Somewhere between 1960 and 1985, the rules of the game have changed. Values have shifted. The consciousness has been raised. We no longer follow the leader just because he or she is the named leader. We do not care about things unless we see the relevance to our lives. We do not follow without questions.

Now the followers want to be inspired, engaged, and interested in the task before Simon has a hope. Instead of saying, "stand on one leg and jump in circle", Simon would have to provide some rationale for the request. There would be an implementation plan and a communication strategy. Performance metrics would be provided so that the action is measurable.
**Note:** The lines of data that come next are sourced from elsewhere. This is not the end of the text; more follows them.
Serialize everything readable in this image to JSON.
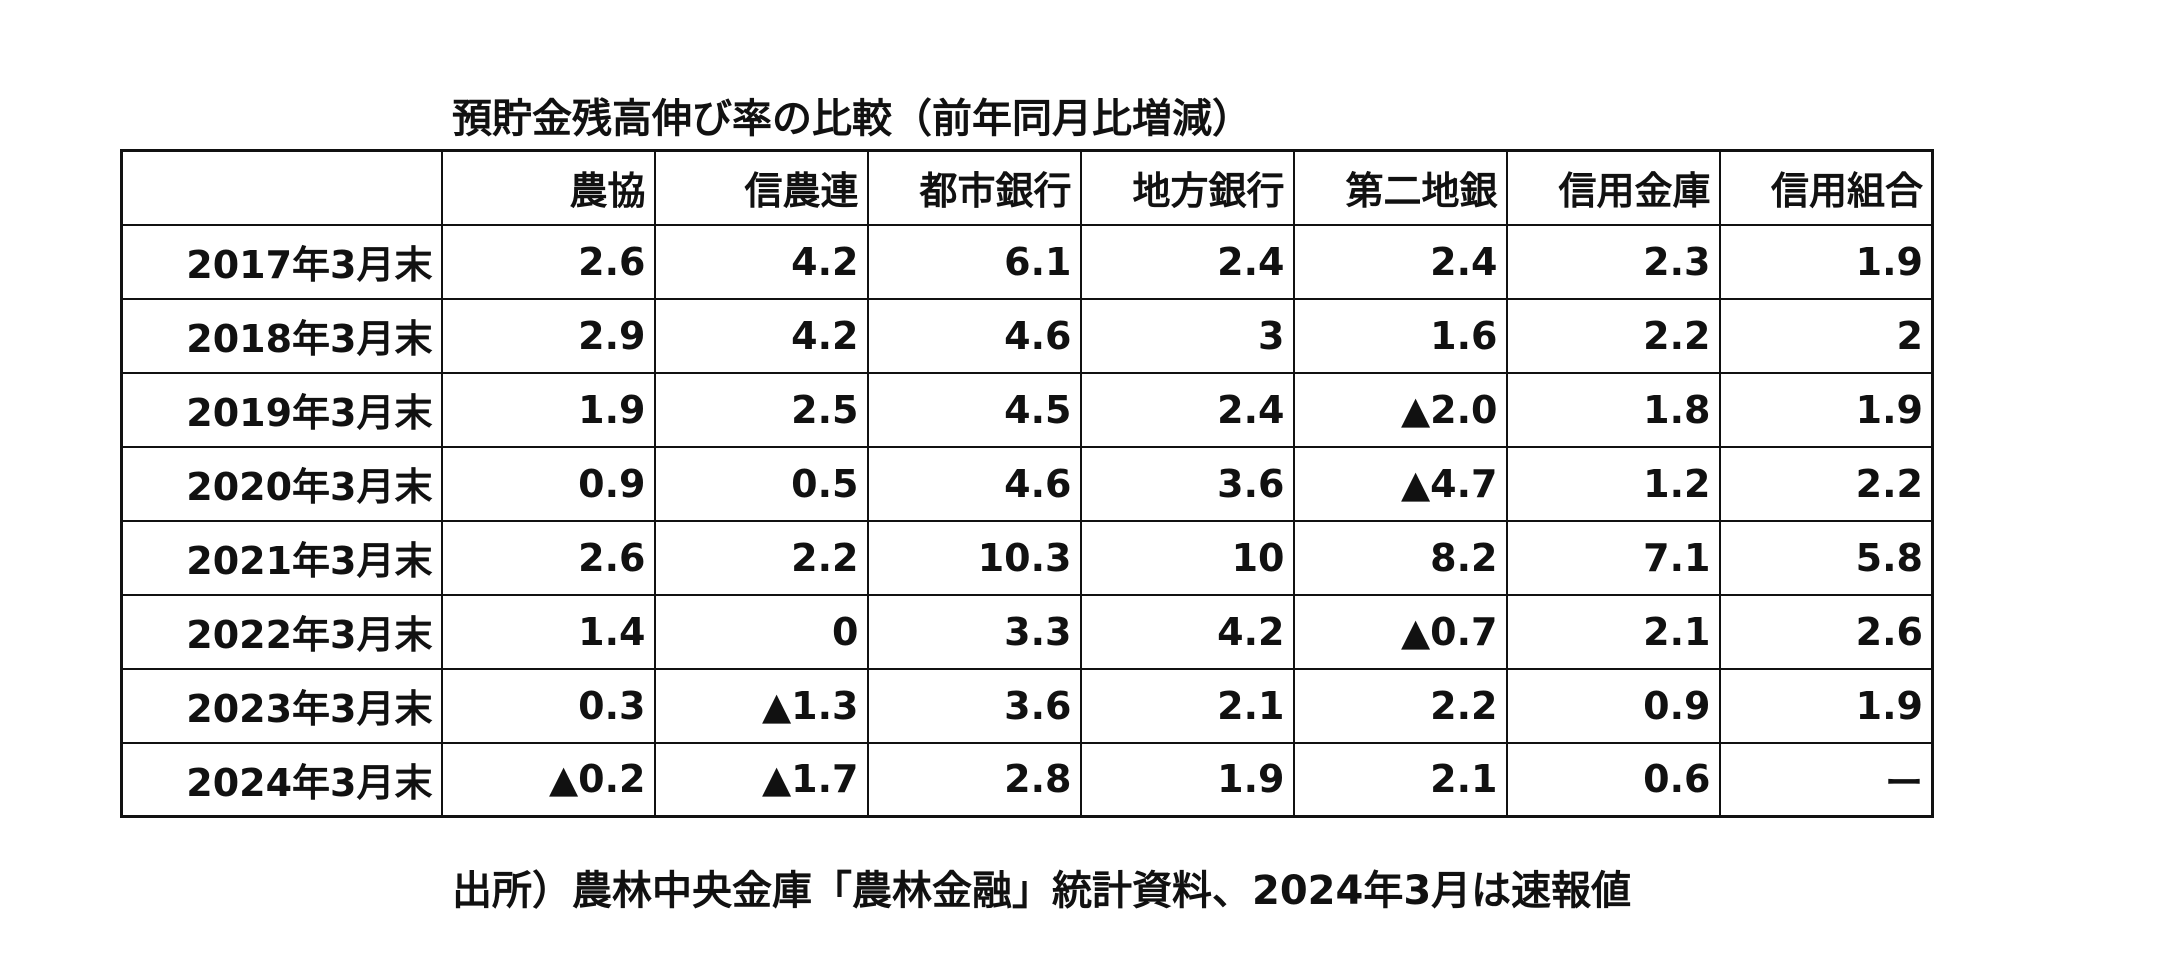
{
  "title": "預貯金残高伸び率の比較（前年同月比増減）",
  "table": {
    "columns": [
      "農協",
      "信農連",
      "都市銀行",
      "地方銀行",
      "第二地銀",
      "信用金庫",
      "信用組合"
    ],
    "rows": [
      [
        "2017年3月末",
        "2.6",
        "4.2",
        "6.1",
        "2.4",
        "2.4",
        "2.3",
        "1.9"
      ],
      [
        "2018年3月末",
        "2.9",
        "4.2",
        "4.6",
        "3",
        "1.6",
        "2.2",
        "2"
      ],
      [
        "2019年3月末",
        "1.9",
        "2.5",
        "4.5",
        "2.4",
        "▲2.0",
        "1.8",
        "1.9"
      ],
      [
        "2020年3月末",
        "0.9",
        "0.5",
        "4.6",
        "3.6",
        "▲4.7",
        "1.2",
        "2.2"
      ],
      [
        "2021年3月末",
        "2.6",
        "2.2",
        "10.3",
        "10",
        "8.2",
        "7.1",
        "5.8"
      ],
      [
        "2022年3月末",
        "1.4",
        "0",
        "3.3",
        "4.2",
        "▲0.7",
        "2.1",
        "2.6"
      ],
      [
        "2023年3月末",
        "0.3",
        "▲1.3",
        "3.6",
        "2.1",
        "2.2",
        "0.9",
        "1.9"
      ],
      [
        "2024年3月末",
        "▲0.2",
        "▲1.7",
        "2.8",
        "1.9",
        "2.1",
        "0.6",
        "ー"
      ]
    ]
  },
  "source": "出所）農林中央金庫「農林金融」統計資料、2024年3月は速報値"
}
Only half would accomplish the task; 1/3 would need training, and the other third are still "processing."

Today, the cul de sac is a bigger playing a field where the bottom line is all about money: making money (free enterprise), spending money (public sector), lending and accessing money (financial services), or asking for money (non - profits). Simon is the one who is responsible for the financial success and the reputation of the organization. Simon must be trustworthy, inspiring, honest and credible.

The balance of power has shifted. We are more apt to ask our leaders to demonstrate that they deserve to be listened to. Respect is not a given. It must be earned. As a society, we are no longer innocent children on the cul de sac. We have enough experience to know that sometimes they are wrong. We have seen leaders fall and lead others astray; we are wary of the Pied Piper who led the rats off a cliff with his engaging melody. We see it in the news all the time. It makes us question leaders. And rightfully so, because when Simon says something, it has to be for the right reasons.